EDIT: Totally wrong about the numbers, but in any case you should be able to internalize it easily enough in play - you’ll usually be playing with the same ranges of dice v obstacle.

Not on the char sheet I’m using…


Right, the issue is the rounding. If you were to graph it, I think you’d find that a straight line fits, so the equation is very simple: lowest Difficult Ob = k*#dice, for some k. But k is like five-sevenths or something. So now you have two options.

  1. Multiply the number of dice rolled by five sevenths (or whatever) and round off. Compare to Ob of test.
  2. Look at the chart.

As to why it is this way… When you’re at exponent 3, it’s pretty easy to get Ob 3 tests. Ob 2 is notably easier, and should be a Routine. But at exponent 7, it’s actually pretty hard to get tests at exactly Ob 7, and the reduction in difficulty from testing against Ob 6 is much smaller than was the case with B3 against Ob 3/Ob 2. So you need a slightly wider Difficult band, or else it’s a bitch to get tests at exactly the Ob you need. (I’m not explaining this very well, but… Just imagine if Difficult was always #dice, or always #dice-2. Think about the effects in each case for someone with a B3 skill, and for someone with a B7. You’ll see what I mean.)
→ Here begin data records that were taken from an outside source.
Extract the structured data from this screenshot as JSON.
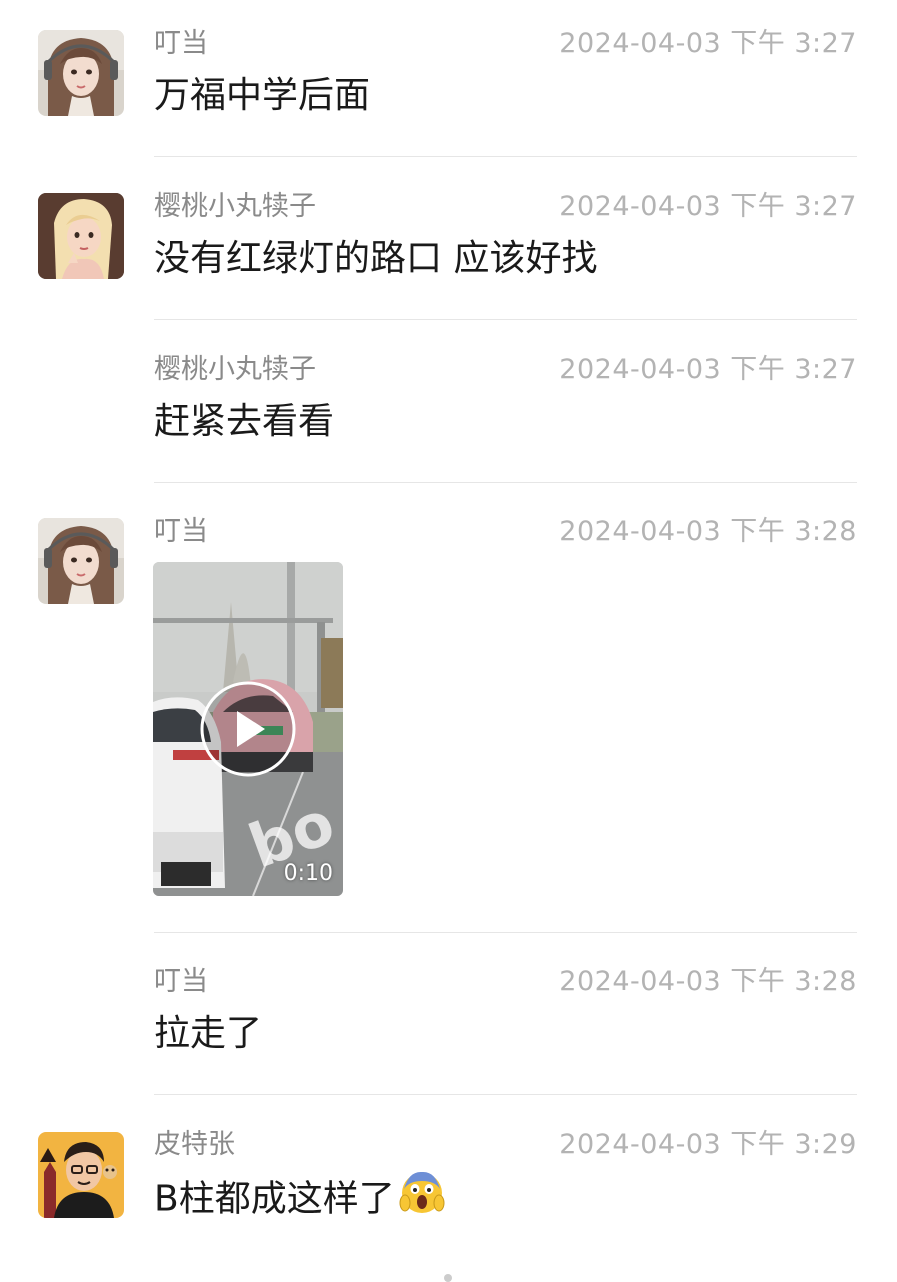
{
  "messages": [
    {
      "sender": "叮当",
      "time": "2024-04-03 下午 3:27",
      "text": "万福中学后面",
      "avatar": "girl-headphones"
    },
    {
      "sender": "樱桃小丸犊子",
      "time": "2024-04-03 下午 3:27",
      "text": "没有红绿灯的路口 应该好找",
      "avatar": "cartoon-girl"
    },
    {
      "sender": "樱桃小丸犊子",
      "time": "2024-04-03 下午 3:27",
      "text": "赶紧去看看",
      "avatar": ""
    },
    {
      "sender": "叮当",
      "time": "2024-04-03 下午 3:28",
      "video_duration": "0:10",
      "avatar": "girl-headphones"
    },
    {
      "sender": "叮当",
      "time": "2024-04-03 下午 3:28",
      "text": "拉走了",
      "avatar": ""
    },
    {
      "sender": "皮特张",
      "time": "2024-04-03 下午 3:29",
      "text": "B柱都成这样了",
      "emoji": "screaming-face-emoji",
      "avatar": "man-cartoon"
    }
  ],
  "colors": {
    "sender": "#8a8a8a",
    "time": "#b3b3b3",
    "text": "#1a1a1a",
    "divider": "#e6e6e6"
  }
}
Here’s a simplification that I quite like:

Challenging: Dice < Ob
Difficult: Dice <= Ob x 1.5
Routine otherwise

(1D/Ob 1 remains either Routine/Difficult at tester’s option)

This causes only 3 changes for Obs 1-6 and 1-9D:
[li]Ob 2 is now Difficult for 3D[/li][li]Ob 4 is now Difficult for 6D[/li][li]Ob 6 is now Difficult for 9D[/li][/ul]My guess is that the first of these is the biggest issue, simply because 3D/Ob 2 is so common. 3LP campaigns in particular, but every new skill will climb its way through B2/B3 areas where 3D is common.

At low ability exponents, it can be hard to get Routines, and now Ob 1 is the only Routine test for anything less than 4D. This affects small parties the most, as they have fewer helping dice available. For larger parties (who can hit 4D no problem), it might have the opposite effect, making Difficults really easy to come by.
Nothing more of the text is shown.